Cette quittance comprenait les termes suivants:
1. une
correction des faits par une mise au point;
2. une
indication que la famille se dissociait des commentaires émis par certains
citoyens relativement à la façon de conduire de M. Lemay;
3. une
renonciation de la succession Guy Lemay à toute poursuite quelle qu’elle soit;
4. aucune
admission de responsabilité ou de faute de la part du journal, mais uniquement
un règlement à l’amiable.
Mme
Beaudet-Lemay indique qu’elle a refusé de signer cette quittance, et que par
conséquent, il n’y a pas eu de suite à sa demande de correction.
Commentaires du mis en cause
M. Alain
Couillard, directeur de l’information, et Le Peuple de Lotbinière, par
l’entremise de leur procureur d’alors, Mme Marie Rodrigue, considèrent les
motifs au soutien de cette plainte comme étant non fondés.
Mme Rodrigue
fait valoir que M. Couillard a relaté de façon juste et de bonne foi les
événements survenus le 17 octobre 1991; et qu’il était justifié de «tenir pour avérés
les propos qui lui ont été tenus par les agents de la Sûreté du Québec ainsi
que par les citoyens de Saint-Edouard».
Elle souligne
que ce sont les membres de la Sûreté du Québec qui ont indiqué à M. Couillard que
le permis de conduire de M. Lemay était suspendu jusqu’en décembre 1992; et que
le fait que celui-ci ait été suspendu jusqu’en juin 1992 «n’est d’aucune
pertinence et ne change absolument rien au sens du reportage».
En ce qui
concerne les informations relatives à l’heure de l’accident et aux directions
des véhicules, Mme Rodrigue souligne que ce sont là des inexactitudes mineures,
et que le reportage est dans son ensemble exact.
Mme Rodrigue
remarque qu’il était d’intérêt public de rapporter la nouvelle de cet accident,
et de divulguer des renseignements concernant le conducteur Guy Lemay. Elle
considère également que le journal n’avait pas, dans le cadre de la rédaction
de cet article, à obtenir la version des faits de la famille, d’autant plus
qu’aucun de ses membres n’était présent lors de l’accident.
Enfin, Mme
Rodrigue fait part au Conseil que les discussions et les négociations qui ont
eu lieu entre les parties ne relèvent pas des questions à être tranchées par le
Conseil de presse, et sont par conséquent non pertinentes.
Analyse
Le Conseil de presse réitère le principe qu’il a toujours fait valoir, à savoir que le public a droit à une information juste et équitable. L’exactitude des faits demeure primordiale.

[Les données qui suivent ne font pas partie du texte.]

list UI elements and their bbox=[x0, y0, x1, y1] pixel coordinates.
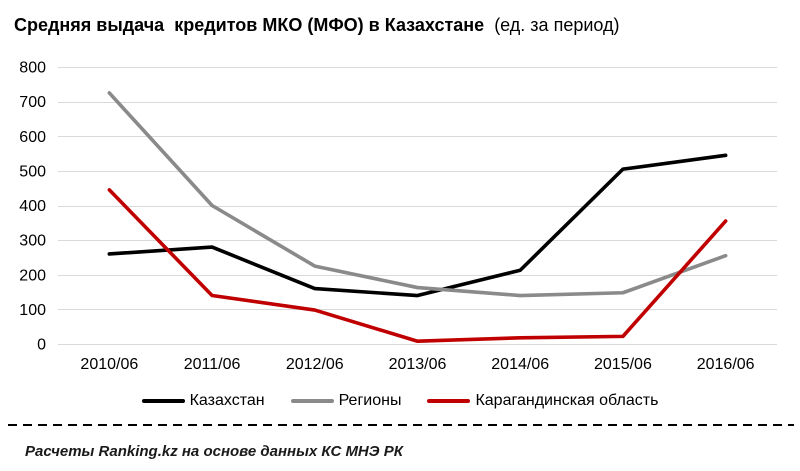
y-axis-tick-label: 100 bbox=[19, 302, 46, 319]
legend-label: Регионы bbox=[338, 392, 402, 409]
chart-title: Средняя выдача кредитов МКО (МФО) в Каза… bbox=[14, 15, 620, 36]
legend-label: Казахстан bbox=[189, 392, 265, 409]
y-axis-tick-label: 500 bbox=[19, 163, 46, 180]
legend-swatch-regions bbox=[290, 399, 334, 403]
chart-title-main: Средняя выдача кредитов МКО (МФО) в Каза… bbox=[14, 15, 485, 35]
series-line-regions bbox=[107, 91, 728, 298]
y-axis-tick-label: 300 bbox=[19, 233, 46, 250]
y-axis-tick-label: 200 bbox=[19, 267, 46, 284]
chart-title-sub: (ед. за период) bbox=[484, 15, 620, 35]
series-line-kazakhstan bbox=[107, 153, 728, 298]
dashed-divider bbox=[8, 424, 794, 426]
legend-label: Карагандинская область bbox=[475, 392, 659, 409]
legend-item-regions: Регионы bbox=[290, 392, 402, 410]
y-axis-tick-label: 400 bbox=[19, 198, 46, 215]
x-axis-tick-label: 2011/06 bbox=[184, 356, 241, 373]
x-axis-tick-label: 2015/06 bbox=[594, 356, 652, 373]
legend-item-kazakhstan: Казахстан bbox=[141, 392, 265, 410]
legend-item-karaganda-region: Карагандинская область bbox=[427, 392, 658, 410]
x-axis-tick-label: 2013/06 bbox=[389, 356, 447, 373]
source-note: Расчеты Ranking.kz на основе данных КС М… bbox=[25, 443, 403, 460]
x-axis-tick-label: 2012/06 bbox=[286, 356, 344, 373]
chart-legend: Казахстан Регионы Карагандинская область bbox=[0, 392, 800, 410]
y-axis-tick-label: 600 bbox=[19, 129, 46, 146]
series-line-karaganda-region bbox=[107, 188, 728, 344]
y-axis-tick-label: 700 bbox=[19, 94, 46, 111]
line-chart: 0 100 200 300 400 500 600 700 800 2010/06 2011/06 2… bbox=[19, 60, 777, 373]
x-axis-tick-label: 2010/06 bbox=[80, 356, 138, 373]
legend-swatch-karaganda-region bbox=[427, 399, 471, 403]
legend-swatch-kazakhstan bbox=[141, 399, 185, 403]
x-axis-tick-label: 2016/06 bbox=[697, 356, 755, 373]
x-axis-tick-label: 2014/06 bbox=[491, 356, 549, 373]
y-axis-tick-label: 0 bbox=[37, 337, 46, 354]
y-axis-tick-label: 800 bbox=[19, 60, 46, 77]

Dans le cas présent, le Conseil estime qu’il était du devoir du journal Le Peuple de Lotbinière d’apporter un rectificatif aux informations erronées qu’il avait publiées (direction des véhicules, heure de l’accident, durée de la suspension du permis de conduire de M. Lemay), d’autant plus qu’il a reconnu ces inexactitudes dans un projet de quittance. Le Conseil ne peut par ailleurs retenir les griefs de la plaignante eu égard à ce qui a été rapporté concernant la conduite automobile de M. Lemay, ainsi que les informations relatives à la suspension de son permis de conduire et aux résultats à venir des analyses de son sang. Il y a lieu de souligner que M. Lemay a été impliqué dans un accident alors qu’il était en infraction avec la loi (permis de conduire suspendu). En conséquence, les informations d’ordre privé qui ont été divulguées à son sujet devenaient d’intérêt public.